Deux think tank de caractère libéral (l’Institut Montaigne et Terra Nova) viennent de publier leur pensum sur les relations sociales. Avec quelques nuances, ils se prononcent pour une inversion de la hiérarchie des normes en donnant la priorité aux accords d’entreprise sur les accords nationaux et nombre de dispositions du Code du travail.
On pourrait ainsi aménager le Smic en réintégrant, par exemple, les abattements qui existaient avant 1968, au nom du progrès. En toile de fond, il y a la conviction (idéologique) que le Code du travail actuel est à l’origine du chômage. Ils exemptent ainsi de facto la politique fiscale, le système économique, la nature du régime démocratique, etc. Tout est fait pour que l’ennemi soit désigné : le Code du travail et l’impuissance des interlocuteurs sociaux !
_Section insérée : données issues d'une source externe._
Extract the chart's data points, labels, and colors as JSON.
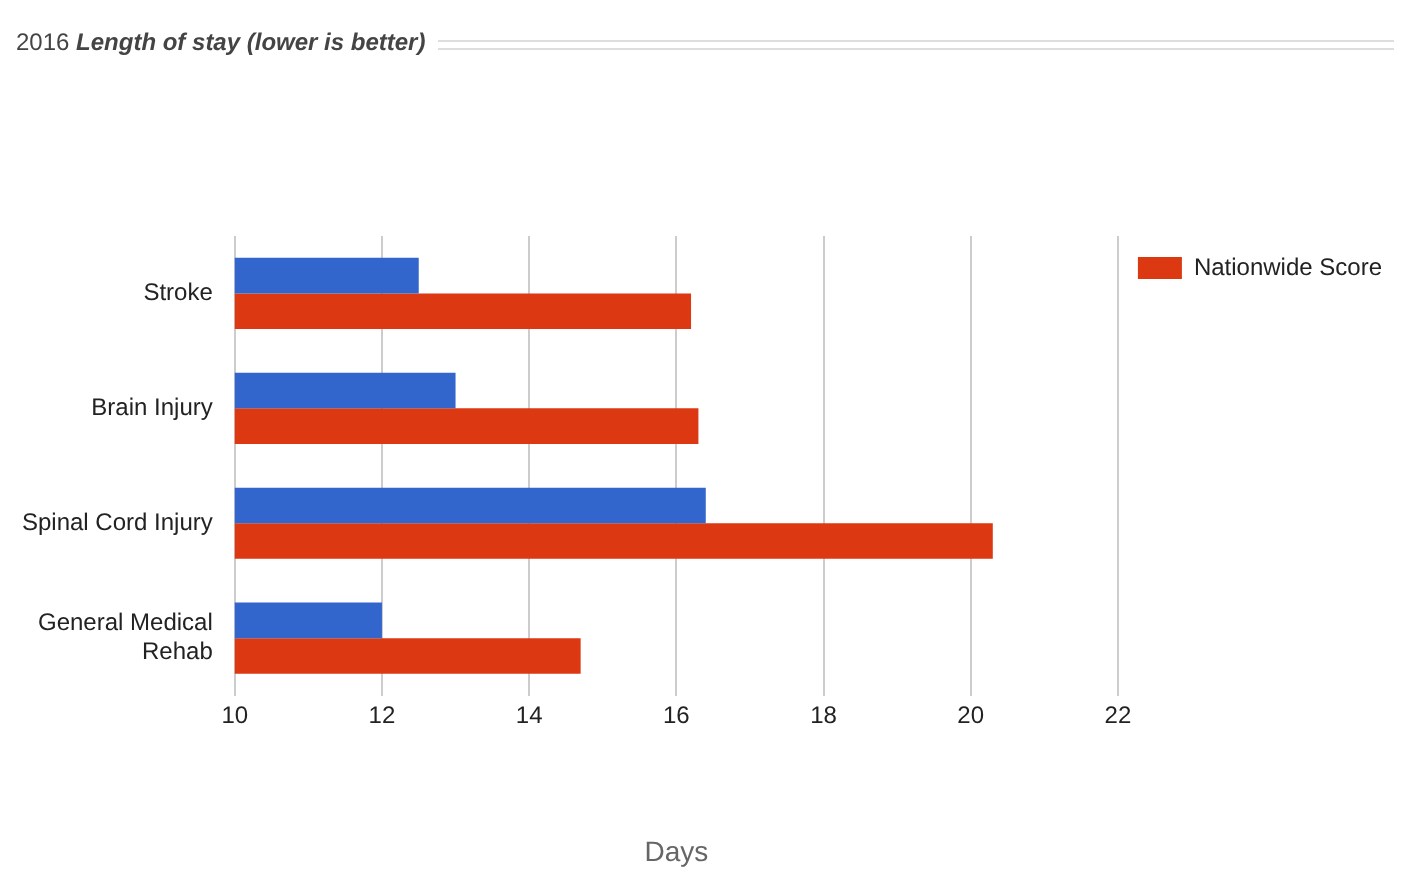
{
  "chart_data": {
    "type": "bar",
    "orientation": "horizontal",
    "title": "2016 Length of stay (lower is better)",
    "xlabel": "Days",
    "categories": [
      "Stroke",
      "Brain Injury",
      "Spinal Cord Injury",
      "General Medical Rehab"
    ],
    "series": [
      {
        "color": "#3366cc",
        "values": [
          12.5,
          13,
          16.4,
          12
        ]
      },
      {
        "name": "Nationwide Score",
        "color": "#dc3912",
        "values": [
          16.2,
          16.3,
          20.3,
          14.7
        ]
      }
    ],
    "xlim": [
      10,
      22
    ],
    "xticks": [
      10,
      12,
      14,
      16,
      18,
      20,
      22
    ],
    "grid": "x",
    "legend": "top right"
  }
}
Soyons clairs : ceux qui disent qu’il ne faut toucher à rien, comme ceux qui disent qu’il faut tout chambouler vivent hors sol et hors du réel. Ils sont à la fois dans l’idéologie (libérale) et n’ont bien souvent aucune idée (ils ne se posent parfois même pas la question) de ce qu’est la vie quand on gagne le Smic.
Il est vrai que, par exemple, quand on est chef économiste d’une grande banque et qu’on se prononce pour un Smic modulaire, on manque quelque peu d’humilité.
Au-delà du contenu même du Code du travail, ce qui est en jeu c’est le caractère républicain des relations sociales, à savoir assurer un minimum d’égalité de droit entre les salariés, ce qui passe par un code du travail, des accords nationaux puis des accords d’entreprise.
Inverser cette logique en privilégiant le niveau de l’entreprise, là où les salariés peuvent le plus subir de pressions, c’est aussi accroître les différences, les inégalités et les divergences. C’est le modèle anglo-saxon contre le modèle républicain.
Cette semaine sortira le rapport Combrexelle, dont on n’a pas encore le contenu. Le gouvernement a intérêt à faire attention à ce qu’il envisagera : il ne faudrait pas que, faute d’inverser la courbe du chômage, il inverse la hiérarchie des normes.